During the IAPP Europe Data Protection Congress 2024, European Commissioner for Justice Didier Reynders announced plans to convene a conference with adequacy partners on a global level and to "continue to work with international partners towards safe and free data flows." This high-level roundtable took place this week in a hybrid setting with representatives from 15 countries for which the EU has adopted an adequacy decision, including the Channel Islands, Japan and New Zealand.

The agenda consisted of two overarching themes: maximizing safe data flows as a network and beyond, and government access to data and supporting convergence in the commercial sphere through strengthened enforcement cooperation. In his opening remarks, Reynders referenced "recent and very interesting developments that aim at 'bridging' or connecting different transfer mechanisms," such as mutual adequacy arrangements or model contractual clauses.

Reynders stated that "clarity and transparency around safeguards applying to how government can access data for public interest reasons is an increasingly important component of trust in data flows." He also raised the possibility that the group of convened adequacy-powered jurisdictions could promote adherence to the Organisation for Economic Co-operation and Development's Declaration on Government Access to Data Held by Private Sector Entities.

This adequacy discussion took place just a week after the U.S. White House published its executive order on preventing access to Americans' bulk sensitive personal data and U.S. government-related data by countries of concern. As my colleague Cobun Zweifel-Keegan explains, the executive order includes "a forthcoming regulation from the U.S. Department of Justice, which would block or place restrictions on designated personal data transactions with foreign adversaries of the U.S. and their proxies." This executive order has been read by EU officials as a sign that the EU and the U.S. might be coming closer together.

Going eastside, the European Parliament should approve a protocol between the EU and Japan on the free flow of data next week.

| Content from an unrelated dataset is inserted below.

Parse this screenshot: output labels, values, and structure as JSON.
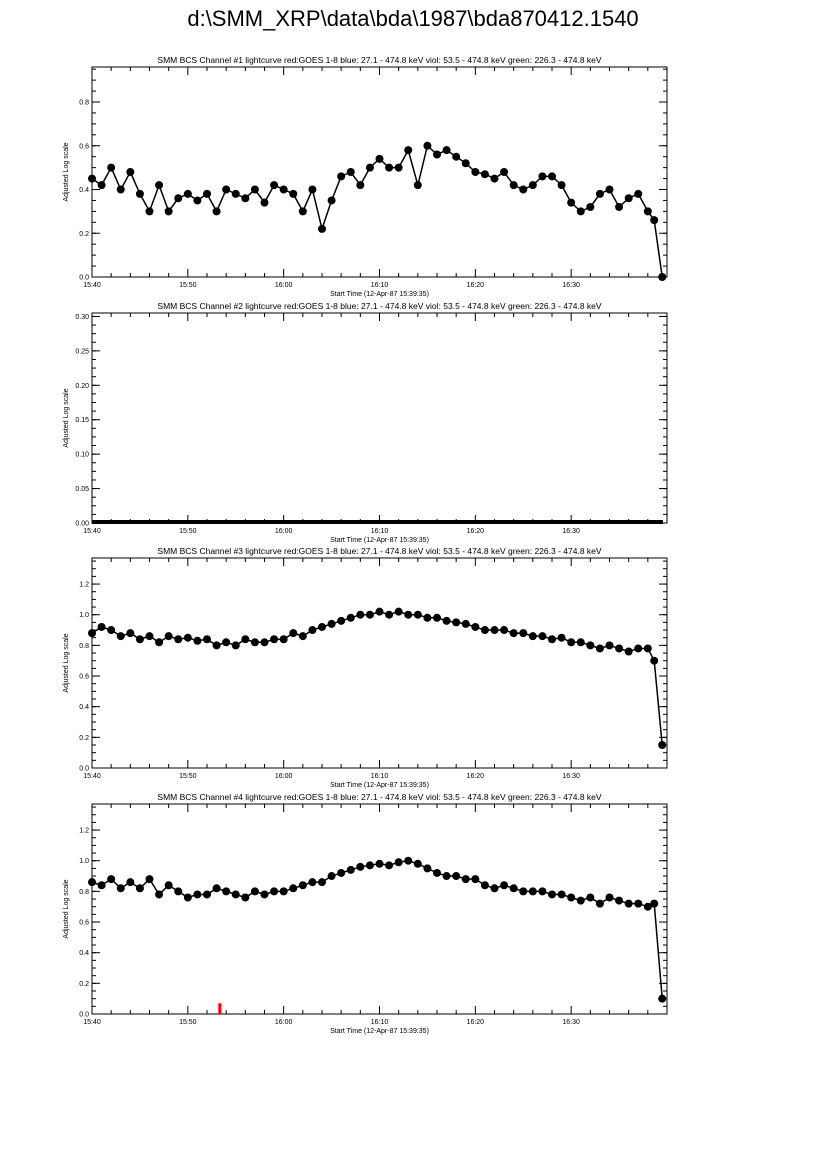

This protocol amends a 2017 economic agreement partnership and inserts provisions on data transfers, much aligned with the EU data flow provisions. The protocol will enter into force once Japan ratifies the agreement and the two sides complete internal procedures.

Elsewhere:

  • The Court of Justice of the European Union issued a significant decision Thursday regarding IAB Europe's "Transparency and Consent String." The effort by the digital marketing and advertising technology association brings the existing auction system into conformity with the EU General Data Protection Regulation. Following an unfavorable decision from the Belgian Data Protection Authority in 2022, the CJEU ruled "the TC String contains information concerning an identifiable user and therefore constitutes personal data within the meaning of the GDPR.” As a result, IAB Europe is considered a "joint controller" under the GDPR.
  • Parliament's plenary vote to finally adopt the much-awaited proposed Artificial Intelligence Act was moved up to next week, 13 March, primarily to spread out the remaining votes across the last two plenary sessions before Parliament enters recess. A policy advisor for co-rapporteur Brando Benifei said this does not mean the AI Act will enter into force earlier as lawyer-linguists are still working hard to polish the text and the act is likely to enter into force at the end of May. The version to be adopted next week will receive a corrigendum in April, followed by adoption by the European Council.
  • On 6 March, EU member states under the Network and Information Systems Cooperation Group, published a compendium on protecting election integrity from a cybersecurity perspective. Among the "proposed measures are best practices on information sharing, awareness raising and trainings together with risk management, cybersecurity support for campaigns, parties and candidates, as well e-voting technology."
  • On 6 March, the European Commission officially became the enforcer of the Digital Markets Act. Late last week, Booking, ByteDance and X, formerly known as Twitter, formally notified the Commission that their core platform services potentially meet DMA thresholds as of January 2024, triggering gatekeeper qualification. This would result in having to apply DMA obligations, including appointing a DMA compliance officer who would report to the company's board and inform the European Commission of any plans of mergers or acquisition.
  • On 22 Feb., the Commission's Delegated Act on Independent Audits under the Digital Services Act entered into force. Under the Digital Services Act, very large online platforms and very large online search engines must undergo an annual audit conducted by an independent auditor to assess their compliance with the DSA and any adopted codes of conduct or crisis protocols. The act provides a framework to guide providers of very large online platforms and very large online search engines, as well as auditing organizations, in the preparation and issuance of audits.